A group of residents has joined to form the group Friends of Poinciana Villages in order to bring attention to the issue, which they said has been exacerbated by a split on the HOA board.
So far, the only proposal coming from elected officials has been a local bill by state Sen. Darren Soto, D-Orlando, attempting HOA election reform, but it was voted down 3-2 in a party-line vote at a local delegation meeting.

Republicans said it would have an unknown effect on smaller HOAs and that any reform needed to be statewide.

In the meantime, residents are worried about where all of this is heading.

First 100 has been open about its strategies in its home state of Nevada, where it raised the ire of mortgage lenders when it jumped ahead of them by foreclosing on properties because of back HOA dues often minuscule compared to mortgage debts.
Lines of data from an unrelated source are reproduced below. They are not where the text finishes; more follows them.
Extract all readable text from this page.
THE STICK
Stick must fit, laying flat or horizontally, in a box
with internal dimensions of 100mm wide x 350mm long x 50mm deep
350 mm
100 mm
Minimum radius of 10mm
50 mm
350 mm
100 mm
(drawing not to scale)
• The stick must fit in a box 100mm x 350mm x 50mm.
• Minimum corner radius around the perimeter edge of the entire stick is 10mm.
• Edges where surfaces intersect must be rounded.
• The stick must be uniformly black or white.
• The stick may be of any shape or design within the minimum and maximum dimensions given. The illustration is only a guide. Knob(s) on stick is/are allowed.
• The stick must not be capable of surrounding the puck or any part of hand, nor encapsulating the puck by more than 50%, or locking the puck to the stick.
The Wall Street Journal reported in 2014 that a Nevada court decision would allow thousands of foreclosed homes to be put up for auction by HOAs and sold, "extinguishing the first mortgage" and allowing the private company that bought the HOAs' debt to get title to the home for "pennies on the dollar."

"This is one of the greatest returns in real estate that I've ever seen," First 100 Director Jay Bloom told the Journal at the time.

Florida law does not allow liens on HOA fees to jump ahead of mortgage liens so if First 100 or ACR forecloses on a home because of unpaid HOA fees and additional charges, the mortgage lender is still the primary lien, and either company would be responsible for that mortgage.

"So [the companies] can legally foreclose on a home, but if they can't work something out with the banks," they could be in trouble, Sepulveres said. "But at some point, they could work out a deal to pay off the first lien at a discount rate. If they get enough buying power with thousands of homes in the area? They could get a package deal."

  
Valentin also thinks that the continuous delays are just a method of foreclosing on his home which, as the economy increased and the neighborhood grew, could now be worth $140,000, almost double his mortgage.

Shortly after his interview, he announced he would be running for a state House of Representatives seat, with Poinciana's troubles as the spur for his entry.

 
"I'm a blue-collar, hardworking, middle-class citizen who doesn't depend on the government to survive, who puts food on my table," Valentin said. "What am I going to tell my wife and kids?"